Tuesday, April 12, 2016

Feds Squeeze Guilty Plea Out Of Oregon Property Manager For Swindling Over $3.5 Million From Landlord-Clients, Investors; Probe Triggered When One Victim Complained To State Regulator After Being Stiffed With Rubber Checks

In Eugene, Oregon, The Oregonian reports:
  • A former Eugene property manager pleaded guilty [] in federal court to swindling more than $3.5 million from property owners and investors.

    Terry Shockley, owner and operator of now-defunct TS Property Management, was one of the largest landlords in the Eugene area. He'll be sentenced in September, according to the U.S. Attorney's Office.

    Shockley, 63, pleaded guilty to two counts of wire fraud in U.S. District Court in Eugene, the Register-Guard reported. He agreed to a restitution order for the entirety of his victims' losses as part of a plea agreement, federal prosecutors said in a news release.

    He faces as much as 20 years in prison on each count, prosecutors said.

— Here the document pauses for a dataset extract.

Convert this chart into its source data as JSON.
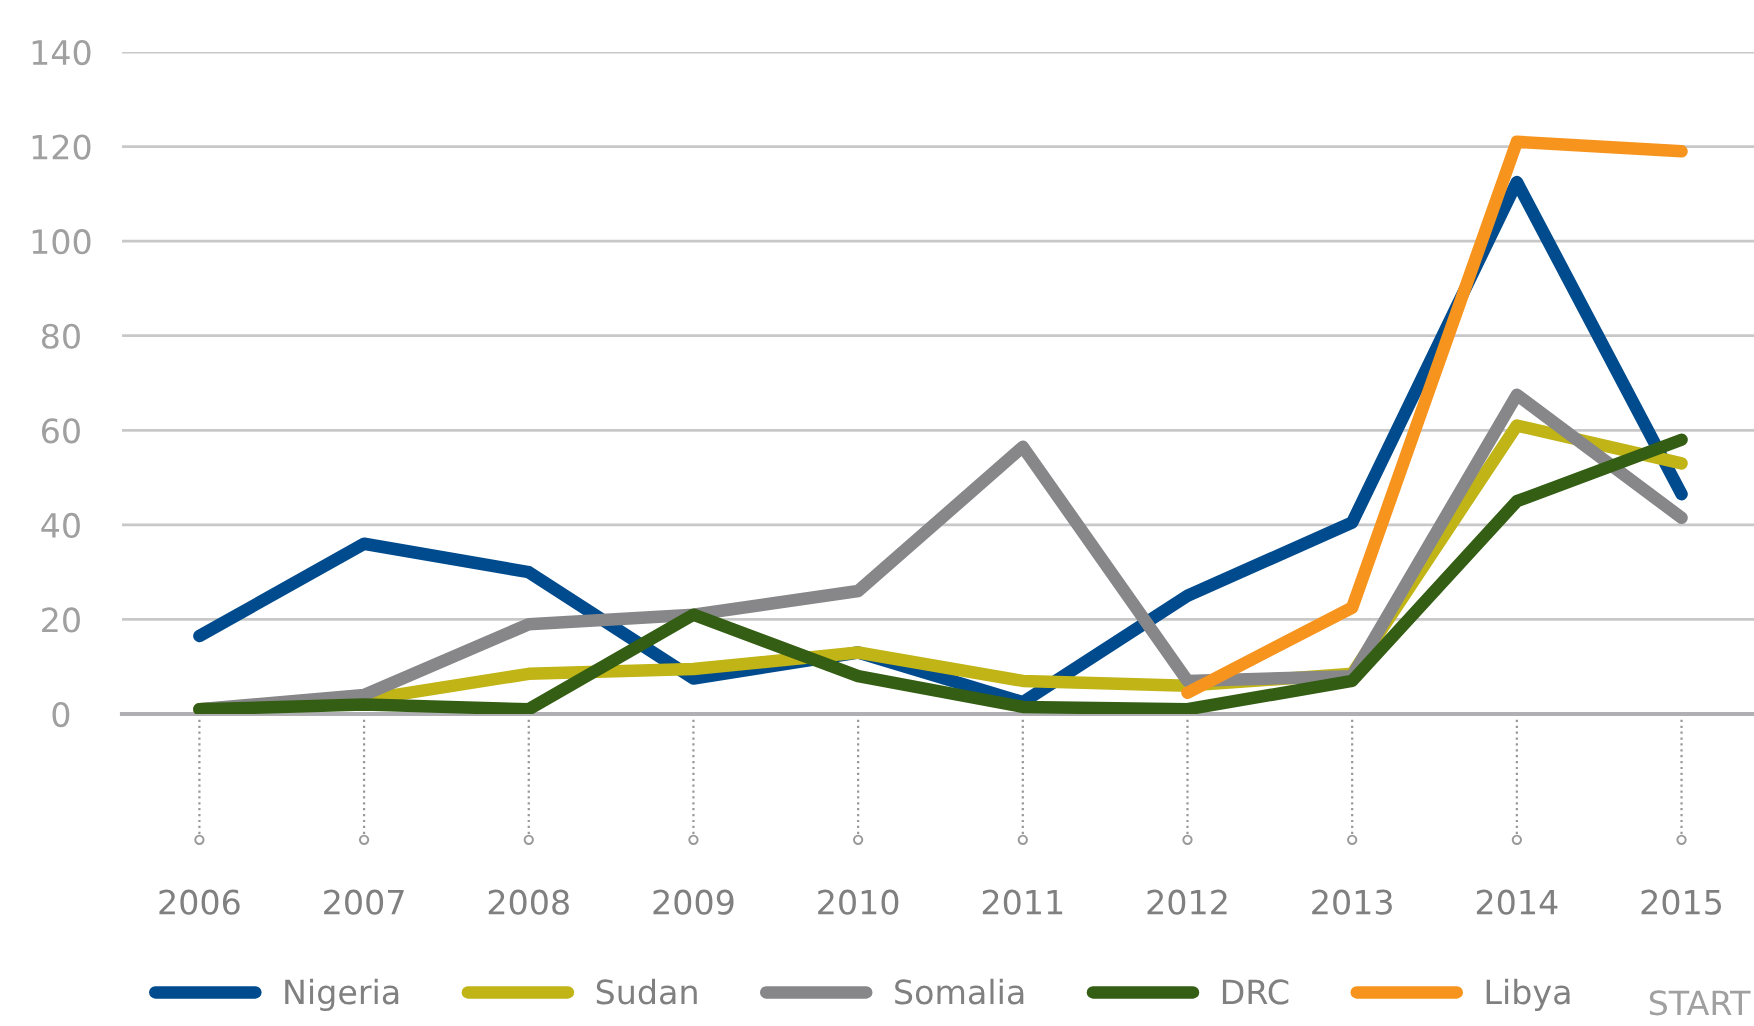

    Officials began investigating Shockley after one of his clients told the Oregon Real Estate Agency in November 2014 that checks from Shockley's company were returned because of insufficient funds, according to court records.

    The agency, which is tasked with regulating almost 700 property managers in the state, found that Shockley had falsified bank documents previously provided to the agency as part of a 2013 mail-in audit.

    Investigators also determined that Shockley swindled money and property from TS Property Management clients, client-investors and others. He did this, court records show, under "materially false and fraudulent pretenses, representations, and promises."

    That includes paying the company's operating expenses with misappropriated funds and withdrawing "large sums of money" for personal use.

    The agency also found that he kept all rent and deposit funds in one trust account when they should have been kept in separate accounts, according to the court records. The single account hadn't been reconciled in more than two decades.

    Shockley had been the sole signer for the company's accounts, court records show. He was the only person who decided what bills should be paid and when the company would pay them. The company didn't have any financial controls or reporting that tracked its monthly expenses or income, court records show.

    He was managing about 350 properties, according to the court records.